Parc a huitres ou à saumons 

Quellon : kilomètre 0 de la Panamerican...c'est parti !

Sur notre parcours de nombreuses églises entièrement construites en bois. C’est une des curiosités de Chiloé. Édifiées aux XVIIe et au XVIIIe siècles par les missionnaires jésuites puis franciscains, 16 d’entre elles sont inscrites à l’UNESCO.
Il y en a plus de 300 sur tout l’archipel de Chiloé, alors on ne va pas toutes les faire mais elles sont tellement jolies et colorées. Comme les maisons de l’île d’ailleurs, histoire de mettre de la lumière dans ces paysage qui connaissent la pluie et le vent toute l’années. C’est d’ailleurs aussi pour ces fôrets  primaires et ses marécages que l’ïle est connue.


Cathédrale de Castro

les fameux palafitos...
Ce soir nous sommes à Castro, la ville principale de l’ïle, connue pour ses maisons colorées sur pilotis « les palafitos » et ses restaurants de poissons et fruits de mer.

Il est vraiment facile de tomber sous le charme de cette île de Patagonie encore sauvage et protégée du développement urbain. Au fond je redoute un peu le retour vers le centre du pays largement plus civilisé. Mais je dois avouer que nous savourons aussi le retour du soleil et des températures clémentes : 1ère journée en T Shirt depuis 2 mois.  Ca se fête non ? Pas au Pisco mais peut être à la Chicha (une sorte de cidre local)… on va voir ça et je vous tiens au courant.

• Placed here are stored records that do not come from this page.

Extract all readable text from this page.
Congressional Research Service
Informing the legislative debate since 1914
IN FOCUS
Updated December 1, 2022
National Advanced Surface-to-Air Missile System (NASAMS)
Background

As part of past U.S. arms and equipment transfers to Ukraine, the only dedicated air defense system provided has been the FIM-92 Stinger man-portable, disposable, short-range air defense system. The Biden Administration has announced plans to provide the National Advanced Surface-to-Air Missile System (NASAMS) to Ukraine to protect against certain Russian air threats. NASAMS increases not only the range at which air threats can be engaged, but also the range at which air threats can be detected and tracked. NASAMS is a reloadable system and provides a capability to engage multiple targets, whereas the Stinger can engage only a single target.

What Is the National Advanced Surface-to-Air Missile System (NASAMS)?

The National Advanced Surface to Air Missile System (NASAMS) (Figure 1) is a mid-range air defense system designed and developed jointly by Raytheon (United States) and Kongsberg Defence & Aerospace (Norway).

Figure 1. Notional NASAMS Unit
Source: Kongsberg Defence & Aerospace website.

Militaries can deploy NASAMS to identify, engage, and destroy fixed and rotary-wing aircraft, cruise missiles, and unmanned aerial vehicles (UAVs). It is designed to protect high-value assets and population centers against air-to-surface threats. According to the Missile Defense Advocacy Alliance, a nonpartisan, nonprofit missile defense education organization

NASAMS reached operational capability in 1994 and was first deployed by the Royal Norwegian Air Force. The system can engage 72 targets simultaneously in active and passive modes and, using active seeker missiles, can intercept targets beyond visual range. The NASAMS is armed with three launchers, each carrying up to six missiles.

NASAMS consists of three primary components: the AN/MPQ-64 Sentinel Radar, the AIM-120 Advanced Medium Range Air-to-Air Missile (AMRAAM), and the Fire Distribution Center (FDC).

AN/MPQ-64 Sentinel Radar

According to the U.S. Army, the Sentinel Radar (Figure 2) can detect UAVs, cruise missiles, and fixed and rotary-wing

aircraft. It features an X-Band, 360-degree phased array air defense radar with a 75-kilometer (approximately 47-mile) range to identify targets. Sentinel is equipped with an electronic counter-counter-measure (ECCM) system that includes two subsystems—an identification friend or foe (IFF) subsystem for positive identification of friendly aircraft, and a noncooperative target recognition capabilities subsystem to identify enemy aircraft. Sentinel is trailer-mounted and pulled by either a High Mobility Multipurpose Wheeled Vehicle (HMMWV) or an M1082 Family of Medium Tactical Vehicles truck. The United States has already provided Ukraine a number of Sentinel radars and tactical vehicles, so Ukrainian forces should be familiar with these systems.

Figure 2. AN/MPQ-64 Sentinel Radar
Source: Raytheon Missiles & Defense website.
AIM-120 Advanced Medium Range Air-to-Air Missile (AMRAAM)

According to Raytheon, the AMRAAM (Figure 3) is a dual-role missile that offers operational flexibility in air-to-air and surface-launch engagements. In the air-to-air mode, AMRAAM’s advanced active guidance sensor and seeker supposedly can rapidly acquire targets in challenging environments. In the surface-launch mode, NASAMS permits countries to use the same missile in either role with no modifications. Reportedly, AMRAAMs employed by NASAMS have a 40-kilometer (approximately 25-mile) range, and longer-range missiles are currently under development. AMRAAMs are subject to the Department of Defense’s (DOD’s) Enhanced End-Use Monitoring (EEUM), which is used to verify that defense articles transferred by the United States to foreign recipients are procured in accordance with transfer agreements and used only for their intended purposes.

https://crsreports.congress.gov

A noté dans les rencontres improbables dans une "cantina" ce midi, un jeune montpellierain paysagiste, parti il y plus de 5 ans pour un tour du monde et qui vit à Chiloé dans une communauté indigène, militant pour la protection de la nature en enseignant aux locaux l'art de faire des toits végétalisés et des jardins verticaux comme isolation thermique des maisons. Un amoureux de l'île...encore une sympathique rencontre !

En attendant encore quelques images...



Cucao, côte pacifique.


Pêcheurs de palourdes... l'eau est froide, croyez moi.


un magnifique bivouac, réveil entouré de moutons

Chichon, un joli village donc la spécialité est la "liquor de oro"

Notre hotel à Castro, Azul Hotel, le plus anciens de l'île tout en bois... le Top! 


Il fait beau, la preuve : la lessive sèche dehors

Prêt pour le départ, il attend plus que la marée monte.